Welcome to the first blog post of 2019!
It’s the time of year when people are talking about their New Year’s Resolutions.
So, to help you talk about these decisions, this weeks Vocabulary Monday post is all about language connected to decisions.
In the above image there is the obvious verb and it’s forms. However, there are many other collocations and expressions that are used when talking about decisions.
To say that we have decided something we can also say that we have taken or made a decision. The phrasal verb ‘to make up your mind‘ about something also has the same, but slightly less formal, meaning.
‘I’ve made up my mind, I’m going to eat the cheese cake.’
To arrive at or reach a decision to do something also says that a decision has been made. However, these collocations suggest more complex, less instant, processes or negotiations were involved.
‘After many meetings, the company arrived at the decision to close the factory.’
To change a decision
After making up your mind, you might change your mind – change your decision. More formally, we can also say that we are reconsidering something. This means thinking about changing it.

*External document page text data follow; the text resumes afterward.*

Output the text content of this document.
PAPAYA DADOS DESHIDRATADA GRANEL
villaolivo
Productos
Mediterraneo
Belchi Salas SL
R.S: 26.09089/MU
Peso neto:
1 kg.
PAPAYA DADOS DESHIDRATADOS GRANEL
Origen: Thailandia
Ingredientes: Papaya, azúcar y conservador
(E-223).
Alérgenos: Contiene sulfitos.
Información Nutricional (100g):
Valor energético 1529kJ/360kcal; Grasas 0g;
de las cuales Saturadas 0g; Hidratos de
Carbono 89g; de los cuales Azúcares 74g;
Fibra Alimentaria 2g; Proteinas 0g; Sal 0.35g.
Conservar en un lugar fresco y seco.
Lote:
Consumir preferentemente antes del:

‘Is it too late to change my mind? That chocolate cake looks lovely. I think I’ll have that instead.’
If you go back on a decision, you fail to complete it – and possibly return to the original approach.
‘After the protests, the factory owners went back on their decision to close the factory. They’re now now planning to make it bigger.’
In very formal contexts, such as in legal or government ones, a decision can be overturned or reversed. This is to officially say that the original decision was wrong and to change it.
‘The judge overturned the conviction and released him from jail.’
To not change a decision
If you’re confident in, or want to say you support a decision, then you stand by it. The phrasal verbs stick to, or keep to a decision show that you won’t change it.
‘I understand it’s difficult but I stand by my decision.’
There are many adjectives we can use to describe a decision, here are some examples:
- A right/wrong decision
- A big/tough/tricky/challenging decision = difficult/not easy
- Important/critical decision
- A sensitive/ controversial decision = a decision on a topic that can cause anger or upset
- (Well/un-/badly) Informed decision
- A unanimous decision = everyone agreed completely
- A Strategic decision = involving a plan to achieve something
- A Final decision = one that will not be changed
- A decision for the long-term / short-term = a decision that will last for long into the future or just a short length of time
So, that’s a lot of language connected to decisions. Now you should try to practise some of it.
- Are you a decisive person or do you find it difficult to make up your mind?
- What sensitive decisions are being made by the government at the moment?
- What was the last tricky decision you made? how long did it take to arrive at your decision?
- Are you good at sticking with your decisions or do you often go back on things you’ve decided?